While the Church continues to ‘major in the minors of scripture’, run the numbers on “justice” knowing, that ‘Justice and Righteousness’ are one and the same word in the Text.
Many leaders ‘take’, ‘grab hold of’, ‘snatch’, ‘steal’ IDEAS and run away on a freight train that is in many cases, destined to run completely out of steam. To be sure, there is the possibility and the probability that a collision is destined— perhaps death and destruction for those who would follow a ‘false prophet’ in the direction of a borrowed idea. So many agendas now attached to “The March On Washington” that there is the critical need to dissect the ‘ideas’ away from THE VISION… for those who see clearly the prophetic fire in The Word that “where there is no VISION… People Perish!”
It occurs to me, that ‘A Vision’ has the kind of depth that ‘writes on the wall’ the ordered life events of the ‘Visioner’. The ONE WHO IS The VISION has a life long experience, ordered by God, clearly defined and destined— the handwriting is on The Wall; for such a time as this!
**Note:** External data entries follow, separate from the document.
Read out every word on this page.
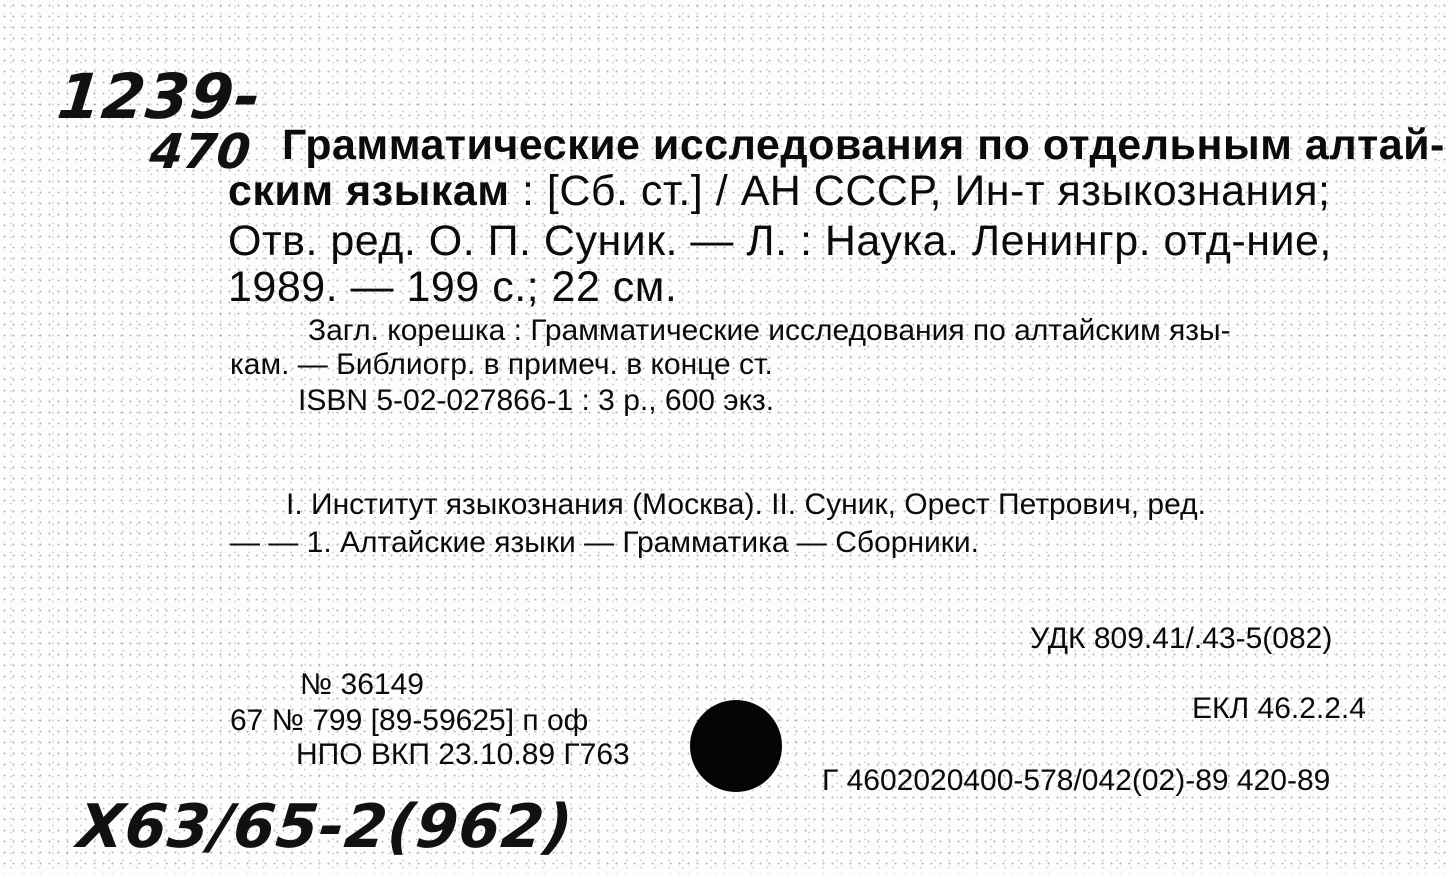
1239-
470 Грамматические исследования по отдельным алтай-
ским языкам : [Сб. ст.] / АН СССР, Ин-т языкознания;
Отв. ред. О. П. Суник. — Л. : Наука. Ленингр. отд-ние,
1989. — 199 с.; 22 см.
Загл. корешка : Грамматические исследования по алтайским язы-
кам. — Библиогр. в примеч. в конце ст.
ISBN 5-02-027866-1 : 3 р., 600 экз.
I. Институт языкознания (Москва). II. Суник, Орест Петрович, ред.
— — 1. Алтайские языки — Грамматика — Сборники.
УДК 809.41/.43-5(082)
ЕКЛ 46.2.2.4
Г 4602020400-578/042(02)-89 420-89
№ 36149
67 № 799 [89-59625] п оф
НПО ВКП 23.10.89 Г763
X63/65-2(962)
‘The Visioner’ of the 1963 March on Washington is Asa Philip Randolph. Son of an African Methodist Episcopal Church pastor, A. Philip Randolph was born in 1889 in Crescent City, FL. Valedictorian of his 1907 Class at Cookman Institute in Jacksonville, his aptitude and adept(itude) came early.
Moving north to Harlem, he found a comrade in Chandler Owen, Columbia Law, and together they opened an employment agency ‘The Brotherhood of Labor’. By 1917 the two had well established their Magazine, ‘The Messenger’ with Asa as Editor. He took the ‘Message’ of Blacks claiming their rights in Labor to the streets and could be heard from ‘soapboxes’ all over Harlem and beyond.
By 1925, a group of Pullman Porters received his message and asked for his hand. He organized them as the Brotherhood of Sleeping Car Porters. It took 12 yrs, but in 1935 the American Federation of Labor (AFofL) reversed its previous position to grant an international charter. Now the first successful black trade union, in 1937 won the contract with the Pullman Company, breaking the resistance of a corporate giant.
The Original March on Washington was scheduled for July 1, 1941. The Organizations/Leaders of this march included: Walter White, NAACP; Lester Granger, National Urban League; Frank Crosswaith, Negro Labor Committee; J. Finley Wilson, Improved Benevolent Order of Elks of the World; and Rev. Adam Clayton Powell Jr., pastor, Abyssinian Baptist Church, NYC. Randolph warned President Franklin D. Roosevelt that he would lead thousands of blacks in a protest March on Washington. In his last minute failures to prevent the very thought of this, President Roosevelt issued Executive Order 8802, barring discrimination in defense industries and federal bureaus and creating the Fair Employment Practices Committee.
1948 Randolph again moved to fight discrimination. This time, it was against segregation and Jim Crow in the Army, Navy and Air Force.
He had since WWI persuaded blacks not to fight and after WWII, founded the League for Nonviolent Civil Disobedience Against Military Segregation, resulting in another President, Harry S Truman signing Executive Order 9981 commanding an end discrimination not only in the armed forces, but also in federal civil service jobs. When the AFL merged with the CIO in 1955, Randolph was made a vice president and member of the executive council. History records George Meany saying, “Who the hell appointed you as guardian of all the Negroes in America?” And, President Woodrow Wilson calling him “The most dangerous man in America.”
In 1963 he again organized a March on Washington for “Jobs and Freedom”. He took the podium for his speech saying: “We are not a pressure group; we are not an organization or a group of organizations; we are not a mob,” he declared in a booming but controlled voice. “We are the advance guard of a massive moral revolution for jobs and freedom. This revolution reverberates throughout the land, touching every village where black men are segregated, oppressed and exploited.”